Catamos
nossos próprios novelos pelos caminhos, as críticas, os gestos, a pronúncia daqueles
que nos ignoram, aquilo que não podemos nos permitir dizer, quem sabe a verdade
que muitos sequer pronunciam... Quem sabe se vivêssemos na guerra do Vietname,
ou mesmo em um campo de concentração, quem diria, as coisas seriam piores, ou
mesmo quando a vida nos encerra em redomas blindadas existencialmente, quando
queremos respirar melhor, quando queremos nos libertar de algo que nos
escraviza: quem sabe nós nos fechamos quais ostras em cima de um Muro de
Berlim, escutando The Wall, depois da abertura... Continuamos fechados, tristes
ou contentes, e não sabemos onde buscar um sentido para vivermos mais e melhor,
com os nossos camaradas que não existem, simplesmente.
A festa, a vitória de muitos,
aqueles que se refestelam em suas vantajosas coragens, os dias daqueles
desvalidos que muito nos apercebemos ainda mantém um desvelo acentuado pelos
seus. Não se fale de doenças e suas catástrofes, mas da massa que sofre por
carestias de educação, saúde e pão. No que se projete algo, que se diga algo, e
que alguém leia algumas páginas para se educar.
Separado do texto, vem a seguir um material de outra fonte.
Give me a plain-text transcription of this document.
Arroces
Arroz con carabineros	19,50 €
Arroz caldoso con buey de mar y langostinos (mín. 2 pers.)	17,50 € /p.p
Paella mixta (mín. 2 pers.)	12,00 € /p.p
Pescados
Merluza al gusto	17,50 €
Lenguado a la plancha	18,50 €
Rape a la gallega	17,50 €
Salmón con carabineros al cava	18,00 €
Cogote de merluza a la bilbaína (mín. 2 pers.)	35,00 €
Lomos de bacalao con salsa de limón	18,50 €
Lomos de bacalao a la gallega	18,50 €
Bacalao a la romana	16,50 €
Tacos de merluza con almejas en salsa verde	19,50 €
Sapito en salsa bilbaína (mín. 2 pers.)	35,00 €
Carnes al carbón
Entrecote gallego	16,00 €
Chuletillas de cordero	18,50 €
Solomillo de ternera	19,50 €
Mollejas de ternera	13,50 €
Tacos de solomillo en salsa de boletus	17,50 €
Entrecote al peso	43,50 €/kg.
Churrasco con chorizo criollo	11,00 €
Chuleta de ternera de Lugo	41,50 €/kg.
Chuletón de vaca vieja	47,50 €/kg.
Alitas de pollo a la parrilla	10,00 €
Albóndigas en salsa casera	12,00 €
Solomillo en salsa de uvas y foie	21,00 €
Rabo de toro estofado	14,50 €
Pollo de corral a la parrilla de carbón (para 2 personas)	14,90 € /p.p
Nada do que seja um bastião de muito
seja detentor de uma verdade suprema, posto na realidade outros vêm para dizer
do pouco que sabem um mundo de história. “País rico é país sem miséria...” Essa
é uma assertiva máxima, e do pouco que conseguimos o muito se revele aos
incrédulos, pois essa noção evidente do Poder deva ser pronunciada àqueles que
nada sabem de um bom Governo Federal.
Desde Oiapoque até o Chuí a nossa
nação possui largas fronteiras, e uma delas é a compreensão do que o nosso povo
deseja para si, pois a batuta maestrina de nosso Presidente saberá agir com
mais ímpeto depois de ganhas as eleições. Aquelas figuras franzinas, ou mesmo
birrentas, ou truculentas que fazem uma oposição sistemática, têm todo o
direito para tal, mas de qualquer modo a companhia de poucos se faz presente em
estados fascistas, para tanto, e os governadores que governam esses estados
mais não fazem do que corromper nossos planos para que não atinjamos os
objetivos que almejamos para todos os brasileiros. Posicionemo-nos em um tipo de projeto de melhorias para toda a nação, e tudo o que vem para agregar-nos na comunhão de fé em um país melhor. Espiritualmente, congracemo-nos a que se congregue a União deste país, ao menos para que a democracia e suas ações sejam dentro de uma prática saudável, e reza a regra que se aceite os resultados dela advindos. Não podemos de maneira alguma permitir que algum tipo de intervenção de algum outro país se faça em relação ao resultado do pleito e aceitar o citado resultado é tarefa dos líderes que estejam dispostos a se permitir não incorrer no erro da prepotência ou de gestos outros que não sejam a neutralidade em relação ao andamento não apenas da nossa democracia, mas de toda a América Latina e seus povos. Com relação a esse tópico, isso perfaz a compreensão de que devemos guarnecer sobremodo a nossa soberania, e não permitir tentativas de golpes de estado, brancos ou não, e aceitar nossas instituições como independentes, especialmente o Supremo Tribunal Federal, tão criticado pelos opositores férreos da nossa atual gestão.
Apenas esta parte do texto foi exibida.